The frontline management of diffuse large B-cell lymphoma (DLBCL) has long relied on rituximab, cyclophosphamide, doxorubicin, vincristine, and prednisone (R-CHOP) as the standard of care.
This approach “has been very rewarding because we know that most patients can be cured with R-CHOP,” said Laurie H. Sehn, MD, MPH, chair of the Lymphoma Tumour Group at the BC Cancer Centre for Lymphoid Cancer in Vancouver, Canada in a session presented at the 11th Annual Meeting of the Society of Hematologic Oncology (SOHO 2023).
However, there “clearly is a group of patients that remain refractory or resistant to R-CHOP, and we don’t have a good way of identifying those at the time of diagnosis [and] we know that as we add extra agents to R-CHOP, we’re also usually adding extra toxicity,” Dr. Sehn noted. “So, the question is, how do you balance out the need to improve outcomes while not making toxicity worse for the majority of patients that might do just as well with R-CHOP?”
In a background review, she discussed the 2 molecular subtypes of DLBCL: the activated B-cell-like (ABC) and germinal-center B-cell-like (GCB) subtypes. The ABC subtype has demonstrated worse outcomes following R-CHOP compared to the GCB subtype, with a 15%-20% difference in progression-free survival (PFS).
Read more about DLBCL experimental therapies
Beyond ABC and GCB, Dr. Sehn described “another subgroup that we’re going to be hearing more about and we need to pay attention to. This has been termed the ‘double hit signature subgroup’ or more recently the ‘dark zone signature’ subgroup.” These patients have the poorest outcomes of all patient groups.
Multiple randomized trials investigating the addition of a novel agent to R-CHOP for the treatment of DLBCL have failed to produce positive results, although lessons have been learned to inform future trials, Dr. Sehn said. For example, secondary analyses suggest that some of the more recently recognized subtypes may have been more sensitive to the study drug in certain trials, suggesting that perhaps “we weren’t necessarily targeting the best patients.”
The latest trial in this space is the “first trial that we’ve had that has been considered positive,” Dr. Sehn said. The randomized, double-blind POLARIX trial explored the upfront addition of polatuzumab vedotin, an anti-CD79b drug conjugate, to rituximab, cyclophosphamide, doxorubicin, and prednisone (pola-R-CHP) compared to R-CHOP in patients with previously untreated DLBCL and an International Prognostic Index (IPI) of 2-5.

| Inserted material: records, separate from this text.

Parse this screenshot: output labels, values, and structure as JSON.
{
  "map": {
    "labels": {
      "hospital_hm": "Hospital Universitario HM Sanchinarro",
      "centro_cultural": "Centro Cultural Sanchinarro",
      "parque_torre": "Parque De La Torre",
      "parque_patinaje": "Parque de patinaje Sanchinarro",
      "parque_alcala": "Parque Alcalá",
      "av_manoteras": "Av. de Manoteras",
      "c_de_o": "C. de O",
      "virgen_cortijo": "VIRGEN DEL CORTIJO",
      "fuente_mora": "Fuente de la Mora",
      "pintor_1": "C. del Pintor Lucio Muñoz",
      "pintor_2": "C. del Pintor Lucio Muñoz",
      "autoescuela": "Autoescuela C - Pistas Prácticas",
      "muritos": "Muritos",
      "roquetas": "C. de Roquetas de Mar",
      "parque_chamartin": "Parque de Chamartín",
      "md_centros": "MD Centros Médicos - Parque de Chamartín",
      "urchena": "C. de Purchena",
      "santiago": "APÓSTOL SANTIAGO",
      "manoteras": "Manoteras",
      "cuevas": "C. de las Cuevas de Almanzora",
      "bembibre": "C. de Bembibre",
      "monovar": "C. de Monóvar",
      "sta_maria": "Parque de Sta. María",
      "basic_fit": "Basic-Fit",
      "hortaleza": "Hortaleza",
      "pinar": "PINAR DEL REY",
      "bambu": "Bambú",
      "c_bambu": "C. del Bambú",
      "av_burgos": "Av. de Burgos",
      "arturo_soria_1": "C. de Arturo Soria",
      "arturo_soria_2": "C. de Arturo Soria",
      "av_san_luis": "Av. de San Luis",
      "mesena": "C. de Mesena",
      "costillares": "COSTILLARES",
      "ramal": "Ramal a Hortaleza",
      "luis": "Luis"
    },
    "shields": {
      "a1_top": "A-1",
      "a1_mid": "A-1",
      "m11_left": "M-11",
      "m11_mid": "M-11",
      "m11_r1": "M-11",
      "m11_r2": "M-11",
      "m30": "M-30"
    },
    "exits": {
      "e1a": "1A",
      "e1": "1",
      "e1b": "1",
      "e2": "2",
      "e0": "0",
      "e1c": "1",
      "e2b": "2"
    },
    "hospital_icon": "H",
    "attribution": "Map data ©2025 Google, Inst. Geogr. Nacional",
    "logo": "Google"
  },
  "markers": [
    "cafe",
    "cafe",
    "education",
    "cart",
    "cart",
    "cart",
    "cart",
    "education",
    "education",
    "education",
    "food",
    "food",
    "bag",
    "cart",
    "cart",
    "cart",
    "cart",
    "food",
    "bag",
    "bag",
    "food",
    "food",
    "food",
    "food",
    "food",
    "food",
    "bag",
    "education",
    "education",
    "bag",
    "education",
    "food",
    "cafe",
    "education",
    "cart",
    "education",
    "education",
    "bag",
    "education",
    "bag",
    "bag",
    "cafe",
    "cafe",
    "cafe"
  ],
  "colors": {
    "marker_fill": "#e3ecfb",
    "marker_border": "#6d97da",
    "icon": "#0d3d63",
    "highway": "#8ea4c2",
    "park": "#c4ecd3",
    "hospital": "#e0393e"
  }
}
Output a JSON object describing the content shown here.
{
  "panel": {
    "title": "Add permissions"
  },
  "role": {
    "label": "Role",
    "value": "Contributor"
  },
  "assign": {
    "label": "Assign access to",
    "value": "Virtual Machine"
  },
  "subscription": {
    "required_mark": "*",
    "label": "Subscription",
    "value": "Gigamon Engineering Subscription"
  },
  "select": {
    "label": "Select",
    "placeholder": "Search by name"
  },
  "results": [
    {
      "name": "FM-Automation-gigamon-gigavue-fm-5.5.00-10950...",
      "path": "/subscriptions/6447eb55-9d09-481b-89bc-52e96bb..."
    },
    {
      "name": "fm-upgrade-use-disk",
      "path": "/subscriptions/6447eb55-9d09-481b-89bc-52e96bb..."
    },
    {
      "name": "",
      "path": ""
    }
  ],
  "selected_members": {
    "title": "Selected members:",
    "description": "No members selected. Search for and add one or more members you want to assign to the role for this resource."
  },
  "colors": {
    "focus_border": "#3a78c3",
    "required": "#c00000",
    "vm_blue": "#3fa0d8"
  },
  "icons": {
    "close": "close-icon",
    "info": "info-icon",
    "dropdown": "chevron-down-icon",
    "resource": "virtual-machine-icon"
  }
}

The results showed greater improvement in PFS with pola-R-CHP vs R-CHOP (hazard ratio [HR] 0.73; 95% CI, 0.57-0.95; P <.02), with comparable safety profiles in each group. Updated results from POLARIX showed that the PFS benefit associated with pola-R-CHP was maintained at 3 years (HR, 0.76; 95% CI, 0.60–0.97).
According to Dr. Sehn, remaining questions include: Is pola-R-CHP the new standard of care in frontline DLBCL? Should it be used in all patients? Should it be the comparator in all clinical trials?
She also mentioned multiple planned and ongoing trials in upfront DLBCL and noted the need to “design trials where we really capture the appropriate patients and the high-risk patients,” including enriching for “molecular subgroups based on early phase data and validated biomarkers.”
References
Sehn LH. Incorporating novel agents in frontline DLBCL. 11th Annual Meeting of the Society of Hematologic Oncology (SOHO 2023). Houston, Texas. September 8, 2023.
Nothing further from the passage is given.